Les plus audacieux s’essaient alors à une préparation extrêmement risquée, un véritable défi à la mort : le traitement des ovaires, l’une des parties les plus toxiques du poisson. Ils sont salés et marinés pendant trois ans, le temps que la toxicité soit réduite à zéro, puis mélangés à de la pâte de riz pour obtenir une pâte molle. Cette technique est si dangereuse que seules quatre villes dans tout le Japon sont autorisées à préparer ce plat particulier.
Combien coûte le fugu et où le manger ?
En raison de sa rareté, de sa dangerosité et de son extrême difficulté à être transformé, le fugu est une spécialité culinaire de luxe qui atteint des prix exorbitants. Aussi parce qu’il y a très peu d’endroits dans le monde où le fugu peut être mangé. L’un d’entre eux est le Japon, où il est évidemment plus populaire, bien que pour pouvoir servir du poisson-globe, le chef doit avoir une licence spéciale du ministère de la Santé, du Travail et des Affaires sociales, avoir suivi un apprentissage de deux ans et avoir passé deux examens, l’un pour identifier le poisson et l’autre pour préparer le plat. Il n’est pas surprenant que seuls 35 % de ceux qui en font la demande réussissent à obtenir la licence.

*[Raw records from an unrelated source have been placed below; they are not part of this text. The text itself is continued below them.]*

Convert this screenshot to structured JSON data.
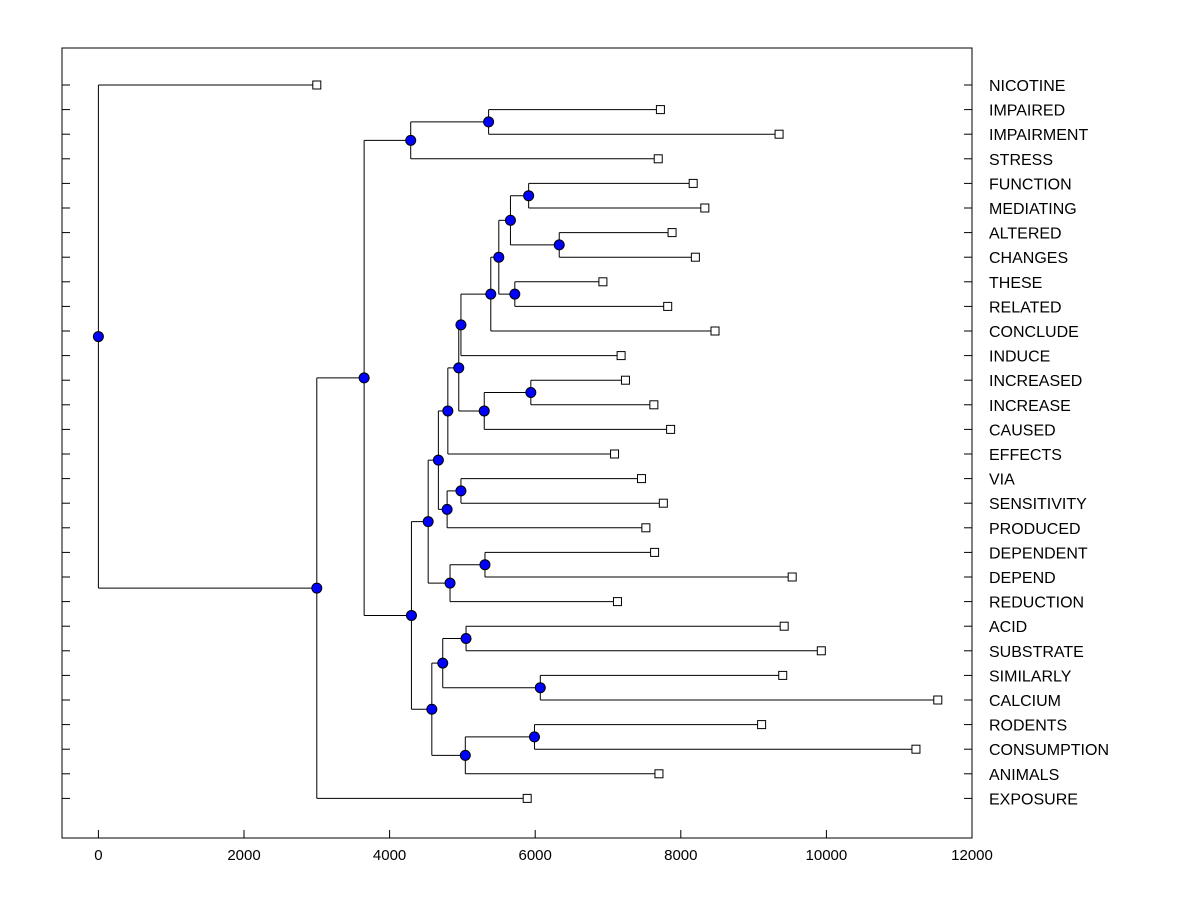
{
  "chart_data": {
    "type": "dendrogram",
    "title": "",
    "xlabel": "",
    "ylabel": "",
    "xlim": [
      -500,
      12000
    ],
    "x_ticks": [
      0,
      2000,
      4000,
      6000,
      8000,
      10000,
      12000
    ],
    "x_tick_labels": [
      "0",
      "2000",
      "4000",
      "6000",
      "8000",
      "10000",
      "12000"
    ],
    "leaves": [
      {
        "label": "NICOTINE",
        "value": 3000
      },
      {
        "label": "IMPAIRED",
        "value": 7720
      },
      {
        "label": "IMPAIRMENT",
        "value": 9350
      },
      {
        "label": "STRESS",
        "value": 7690
      },
      {
        "label": "FUNCTION",
        "value": 8170
      },
      {
        "label": "MEDIATING",
        "value": 8330
      },
      {
        "label": "ALTERED",
        "value": 7880
      },
      {
        "label": "CHANGES",
        "value": 8200
      },
      {
        "label": "THESE",
        "value": 6930
      },
      {
        "label": "RELATED",
        "value": 7820
      },
      {
        "label": "CONCLUDE",
        "value": 8470
      },
      {
        "label": "INDUCE",
        "value": 7180
      },
      {
        "label": "INCREASED",
        "value": 7240
      },
      {
        "label": "INCREASE",
        "value": 7630
      },
      {
        "label": "CAUSED",
        "value": 7860
      },
      {
        "label": "EFFECTS",
        "value": 7090
      },
      {
        "label": "VIA",
        "value": 7460
      },
      {
        "label": "SENSITIVITY",
        "value": 7760
      },
      {
        "label": "PRODUCED",
        "value": 7520
      },
      {
        "label": "DEPENDENT",
        "value": 7640
      },
      {
        "label": "DEPEND",
        "value": 9530
      },
      {
        "label": "REDUCTION",
        "value": 7130
      },
      {
        "label": "ACID",
        "value": 9420
      },
      {
        "label": "SUBSTRATE",
        "value": 9930
      },
      {
        "label": "SIMILARLY",
        "value": 9400
      },
      {
        "label": "CALCIUM",
        "value": 11530
      },
      {
        "label": "RODENTS",
        "value": 9110
      },
      {
        "label": "CONSUMPTION",
        "value": 11230
      },
      {
        "label": "ANIMALS",
        "value": 7700
      },
      {
        "label": "EXPOSURE",
        "value": 5890
      }
    ],
    "tree": {
      "h": 0,
      "c": [
        0,
        {
          "h": 3000,
          "c": [
            {
              "h": 3650,
              "c": [
                {
                  "h": 4290,
                  "c": [
                    {
                      "h": 5360,
                      "c": [
                        1,
                        2
                      ]
                    },
                    3
                  ]
                },
                {
                  "h": 4300,
                  "c": [
                    {
                      "h": 4530,
                      "c": [
                        {
                          "h": 4670,
                          "c": [
                            {
                              "h": 4800,
                              "c": [
                                {
                                  "h": 4950,
                                  "c": [
                                    {
                                      "h": 4980,
                                      "c": [
                                        {
                                          "h": 5390,
                                          "c": [
                                            {
                                              "h": 5500,
                                              "c": [
                                                {
                                                  "h": 5660,
                                                  "c": [
                                                    {
                                                      "h": 5910,
                                                      "c": [
                                                        4,
                                                        5
                                                      ]
                                                    },
                                                    {
                                                      "h": 6330,
                                                      "c": [
                                                        6,
                                                        7
                                                      ]
                                                    }
                                                  ]
                                                },
                                                {
                                                  "h": 5720,
                                                  "c": [
                                                    8,
                                                    9
                                                  ]
                                                }
                                              ]
                                            },
                                            10
                                          ]
                                        },
                                        11
                                      ]
                                    },
                                    {
                                      "h": 5300,
                                      "c": [
                                        {
                                          "h": 5940,
                                          "c": [
                                            12,
                                            13
                                          ]
                                        },
                                        14
                                      ]
                                    }
                                  ]
                                },
                                15
                              ]
                            },
                            {
                              "h": 4790,
                              "c": [
                                {
                                  "h": 4980,
                                  "c": [
                                    16,
                                    17
                                  ]
                                },
                                18
                              ]
                            }
                          ]
                        },
                        {
                          "h": 4830,
                          "c": [
                            {
                              "h": 5310,
                              "c": [
                                19,
                                20
                              ]
                            },
                            21
                          ]
                        }
                      ]
                    },
                    {
                      "h": 4580,
                      "c": [
                        {
                          "h": 4730,
                          "c": [
                            {
                              "h": 5050,
                              "c": [
                                22,
                                23
                              ]
                            },
                            {
                              "h": 6070,
                              "c": [
                                24,
                                25
                              ]
                            }
                          ]
                        },
                        {
                          "h": 5040,
                          "c": [
                            {
                              "h": 5990,
                              "c": [
                                26,
                                27
                              ]
                            },
                            28
                          ]
                        }
                      ]
                    }
                  ]
                }
              ]
            },
            29
          ]
        }
      ]
    },
    "colors": {
      "node": "#0000ff",
      "leaf": "#ffffff",
      "line": "#000000"
    }
  }
}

Parmi les établissements les plus célèbres qui préparent le poisson-globe, citons le Usuki Fugu Yamadaya de Tokyo, qui a reçu deux étoiles au Michelin, et la chaîne Zuboraya d’Osaka. Dans le reste du monde, il est beaucoup plus difficile de déguster du fugu. Aux États-Unis, moins de 20 restaurants ont l’autorisation gouvernementale de servir du fugu, et dans tous les cas, le poisson doit être importé déjà tranché et congelé directement du Japon. En Europe, par contre, la vente et la consommation du poisson-globe, potentiellement mortel, sont absolument interdites.